Friday, September 11, 2015

Archives and Manuscripts Post Three

This week, I began my internship in the archives of the Historical Society of Pennsylvania. During the semester, I will assist in the processing of a collection that includes war correspondences between a Philadelphia father and son during World War II, as well as the previously mentioned son’s letters with his own child, serving in the Vietnam War. While I only had the chance to briefly survey the unprocessed collection, I felt like I got a sense of something beyond the military conflicts of which these letters consist and had the chance to glimpse into a family’s relationship in middle-class, Northeast Philadelphia.

I think this really speaks to the importance of provenance in the world of archiving and addresses some of the issues raised in Mary Jo Pugh’s 1982 article, “The Illusion of Omniscience: Subject Access and the Reference Archivist.” In the article, Pugh examines the differences between the ways in which libraries and archives organize their materials. In library classification, books are ultimately organized by subject matter and shelved next to other publications that deal with the examined topic. Additionally, within that section, librarians organize materials alphabetically according to the author’s last name. Thus, library patrons can access material through a variety of different routes, by subject matter, the author’s name, or even the title of the book.

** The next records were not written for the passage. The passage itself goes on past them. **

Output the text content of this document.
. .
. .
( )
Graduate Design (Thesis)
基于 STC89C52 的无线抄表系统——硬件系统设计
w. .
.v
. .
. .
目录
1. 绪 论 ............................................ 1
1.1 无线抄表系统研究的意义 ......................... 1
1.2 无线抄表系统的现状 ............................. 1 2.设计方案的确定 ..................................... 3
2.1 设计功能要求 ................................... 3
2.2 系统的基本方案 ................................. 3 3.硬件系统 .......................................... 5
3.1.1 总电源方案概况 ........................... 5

To one unfamiliar with the principles of provenance and original order, such a system in its allowing for a diversification in research tactics probably seem like the most efficient way to organize material. Yet, it is important to realize what would be lost if archivists applied this system of organization to their institution’s materials. In my view, provenance not only preserves valuable research information, but people and organizations themselves. For instance, if an archivist simply organized this collection of unprocessed war correspondence into a larger collection of materials on the Vietnam War, the context and intricacies found in these letters’ relationship to other documents in the collection that help to paint a picture of a particular family would be lost. It is in these document relationships that a past organization or deceased person is preserved. Thus, while arranging materials according to subject matter, like a library, might increase the accessibility of archives to a potential researcher, this organizational style ultimately eliminates the principle of provenance that helps to preserve the past in its original form.